A well needed week off to rest our bodies and get things organized for our next adventures when we head out of Arizona next week. In the meantime we are enjoying barbecuing and cooking our meals since once we adventure out, there won’t be many opportunities to do it. We did our honey dos of haircuts, hair dye, cleaning, packing and making reservations, deciding what we need and want to take with us on this 7+ month adventure.
The Pima County Fair in Tucson was an 11 day event that ended on May 1st with long hours. We were at the location for the FMCA Event a few weeks ago so it was familiar to us, but we were in a different building. We setup on Wednesday and began the long hours on Thursday, not too long during the week, only about 8 to 9 hours, while the weekends were over 12 hours, but as usual we made it through. It was a good event with many nice people, both vendors and customers. It wasn’t as successful financially as we anticipated it to be but we would consider returning next year.
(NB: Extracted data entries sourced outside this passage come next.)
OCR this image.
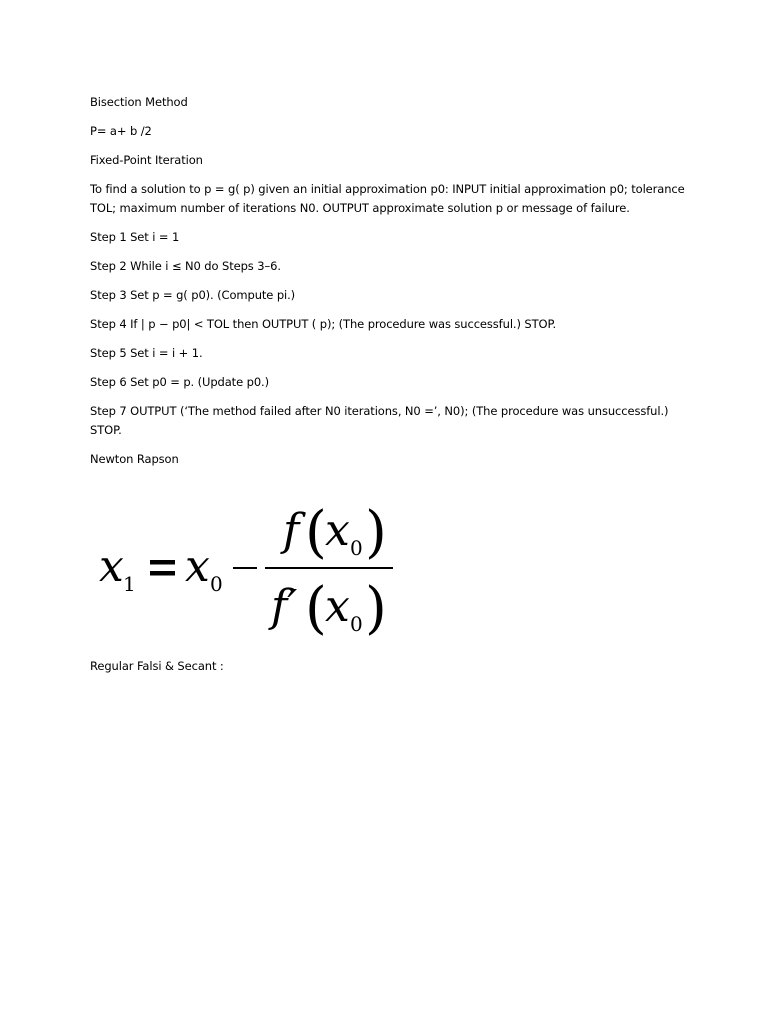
Bisection Method

P= a+ b /2

Fixed-Point Iteration

To find a solution to p = g( p) given an initial approximation p0: INPUT initial approximation p0; tolerance TOL; maximum number of iterations N0. OUTPUT approximate solution p or message of failure.

Step 1 Set i = 1

Step 2 While i ≤ N0 do Steps 3–6.

Step 3 Set p = g( p0). (Compute pi.)

Step 4 If | p − p0| < TOL then OUTPUT ( p); (The procedure was successful.) STOP.

Step 5 Set i = i + 1.

Step 6 Set p0 = p. (Update p0.)

Step 7 OUTPUT (‘The method failed after N0 iterations, N0 =’, N0); (The procedure was unsuccessful.) STOP.

Newton Rapson

x 1 x 0
f (
x 0 )
f′ (
x 0 )

Regular Falsi & Secant :
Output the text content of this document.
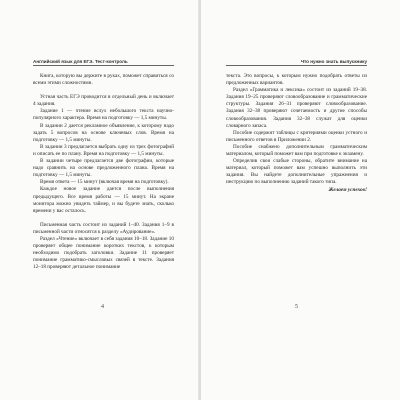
Английский язык для ЕГЭ. Тест-контроль

Книга, которую вы держите в руках, поможет справиться со всеми этими сложностями.

Устная часть ЕГЭ проводится в отдельный день и включает 4 задания.

Задание 1 — чтение вслух небольшого текста научно-популярного характера. Время на подготовку — 1,5 минуты.

В задании 2 дается рекламное объявление, к которому надо задать 5 вопросов на основе ключевых слов. Время на подготовку — 1,5 минуты.

В задании 3 предлагается выбрать одну из трех фотографий и описать ее по плану. Время на подготовку — 1,5 минуты.

В задании четыре предлагается две фотографии, которые надо сравнить на основе предложенного плана. Время на подготовку — 1,5 минуты.

Время ответа — 15 минут (включая время на подготовку).

Каждое новое задание дается после выполнения предыдущего. Все время работы — 15 минут. На экране монитора можно увидеть таймер, и вы будете знать, сколько времени у вас осталось.

Письменная часть состоит из заданий 1–40. Задания 1–9 в письменной части относятся к разделу «Аудирование».

Раздел «Чтение» включает в себя задания 10–18. Задание 10 проверяет общее понимание коротких текстов, к которым необходимо подобрать заголовки. Задание 11 проверяет понимание грамматико-смысловых связей в тексте. Задания 12–18 проверяют детальное понимание

4
Что нужно знать выпускнику

текста. Это вопросы, к которым нужно подобрать ответы из предложенных вариантов.

Раздел «Грамматика и лексика» состоит из заданий 19–38. Задания 19–25 проверяют словообразование и грамматические структуры. Задания 26–31 проверяют словообразование. Задания 32–38 проверяют сочетаемость и другие способы словообразования. Задания 32–38 служат для оценки словарного запаса.

Пособие содержит таблицы с критериями оценки устного и письменного ответов в Приложении 2.

Пособие снабжено дополнительным грамматическим материалом, который поможет вам при подготовке к экзамену.

Определив свои слабые стороны, обратите внимание на материал, который поможет вам успешно выполнить эти задания. Вы найдете дополнительные упражнения и инструкцию по выполнению заданий такого типа.

Желаем успехов!

5
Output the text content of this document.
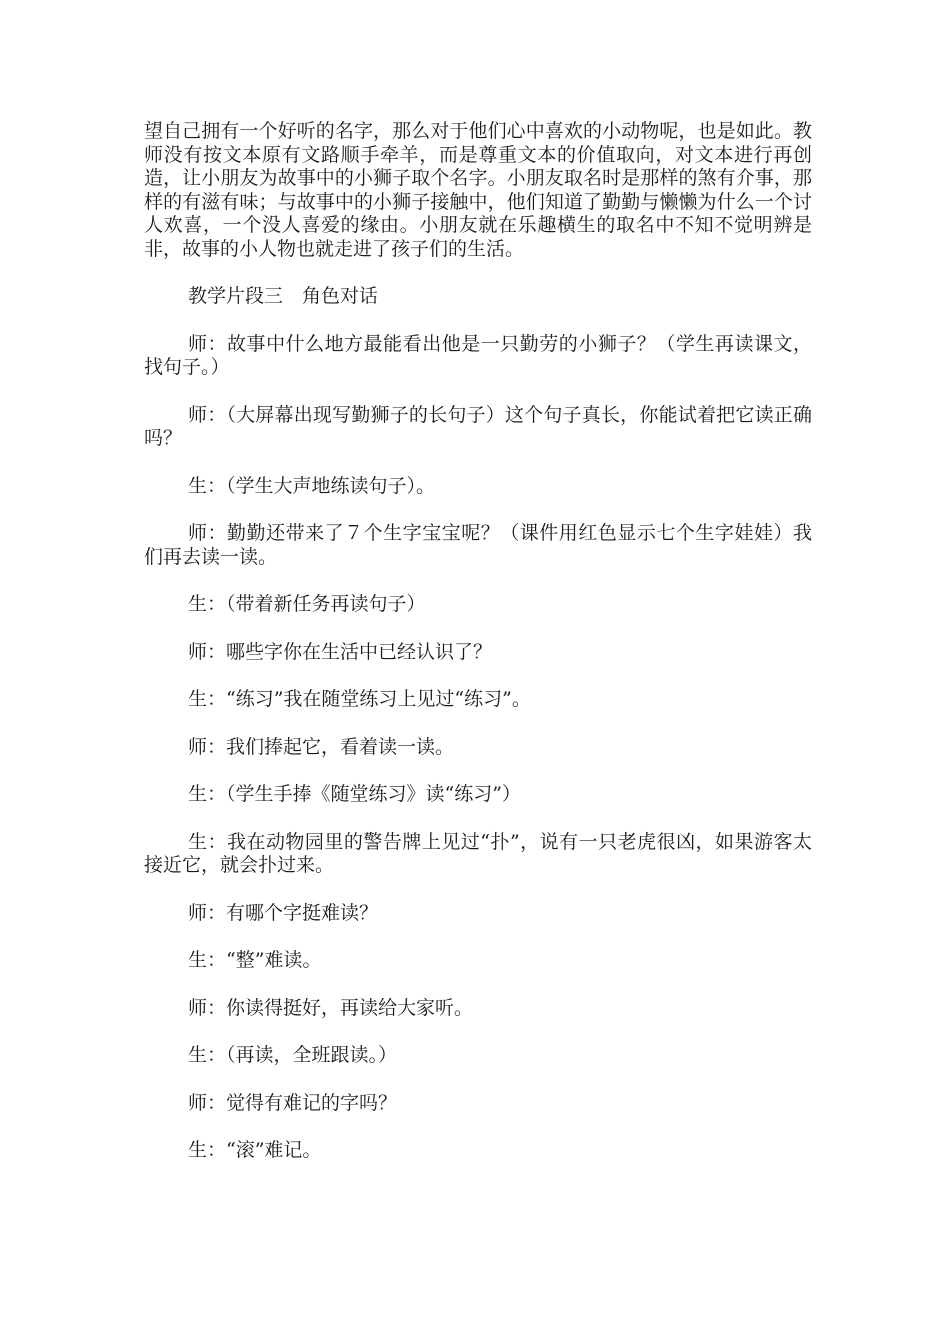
望自己拥有一个好听的名字，那么对于他们心中喜欢的小动物呢，也是如此。教师没有按文本原有文路顺手牵羊，而是尊重文本的价值取向，对文本进行再创造，让小朋友为故事中的小狮子取个名字。小朋友取名时是那样的煞有介事，那样的有滋有味；与故事中的小狮子接触中，他们知道了勤勤与懒懒为什么一个讨人欢喜，一个没人喜爱的缘由。小朋友就在乐趣横生的取名中不知不觉明辨是非，故事的小人物也就走进了孩子们的生活。

教学片段三　角色对话

师：故事中什么地方最能看出他是一只勤劳的小狮子？（学生再读课文，找句子。）

师：（大屏幕出现写勤狮子的长句子）这个句子真长，你能试着把它读正确吗？

生：（学生大声地练读句子）。

师：勤勤还带来了７个生字宝宝呢？（课件用红色显示七个生字娃娃）我们再去读一读。

生：（带着新任务再读句子）

师：哪些字你在生活中已经认识了？

生：“练习”我在随堂练习上见过“练习”。

师：我们捧起它，看着读一读。

生：（学生手捧《随堂练习》读“练习”）

生：我在动物园里的警告牌上见过“扑”，说有一只老虎很凶，如果游客太接近它，就会扑过来。

师：有哪个字挺难读？

生：“整”难读。

师：你读得挺好，再读给大家听。

生：（再读，全班跟读。）

师：觉得有难记的字吗？

生：“滚”难记。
We will be leaving on Sunday and heading east, not in our usual travel attire but it’s still traveling like we love doing. Truck with small trailer, hotels and Airbnb’s verses motorhome and campgrounds…it will be interesting!
WOW…JUST WOW…EVERYTHING CHANGED IN AN INSTANCE WITH ONE PHONE CALL!
That was definitely an eye opener…It’s been one of those years already and it just keeps getting stranger…
It’s getting to the point that we can’t depend nor trust anybody but each other. It turns out that the company we worked with this winter are not people of their word. They lied and used us and it cost us a lot more than what they gave us and now we need to hold on to our faith and figure out what is next. All the plans and reservations have been canceled and we need to find work for the summer, but this time we need housing too! We need to look forward and just believe, knowing it will all work out…SOMEHOW!
We gave our all to this company because they claimed to be a family run business who cares for one another. We took a huge hit financially this winter when we should have chosen back in January, when we lost our motorhome to find other work with housing. But, instead we chose to stay and work through it with their assurance of great things to come. They had all these events already scheduled and all our concerns were comforted over and over that the big picture was going to have much more success. We went through our savings quickly paying for our living expenses without so much as a bone being thrown by them. Several times our paycheck was short by hundreds and we had to constantly ask for the rest which took until next pay period to get it straightened out.
We continuously received comforting reassurance from them that once we head east things would get much better. We wanted to believe them so we began making our plans with the assumption that we were full time employees. Then, to make matters worse, we had been approached several times by other companies that were wanting us to come work for them, but we continuously turned them down because we had hope in this company. Hind sight is definitely hard to see, we should have known they were going to pull the plug because it was obvious they could not continue paying us. Besides our paychecks being short continuously, there were issues when we arrived to some of the events that their credit cards were being declined. All those things should have raised the red flags but when we mentioned our concerns, they comforted us with what we thought at the time were legitimate reasonings.
Decisions were made the past few months that cost us dearly, all because we believed in others words instead of once again trusting in our guts. Being so desperate that finally after almost 20 years of traveling full time, that we finally found the right fit for us. We were so wrong and it hurts.
We’re both feeling disconnected and discouraged, so far this frigging year SUCKS! So many dreams, plans and exciting opportunities just evaporated into the thin air in a moment. It’s so sad that we never seem to get what we need and definitely NEVER what we want! Life has really been tough on us and we just feel so deflated and defeated!
Tomorrow is another day and we are hopeful that in a moment things could once again change for our better! Yes, it was a shocker but as usual we will rise above their pettiness and do what we have to do…just not sure what that is yet, but we will figure it out but for now we will just continue hanging on!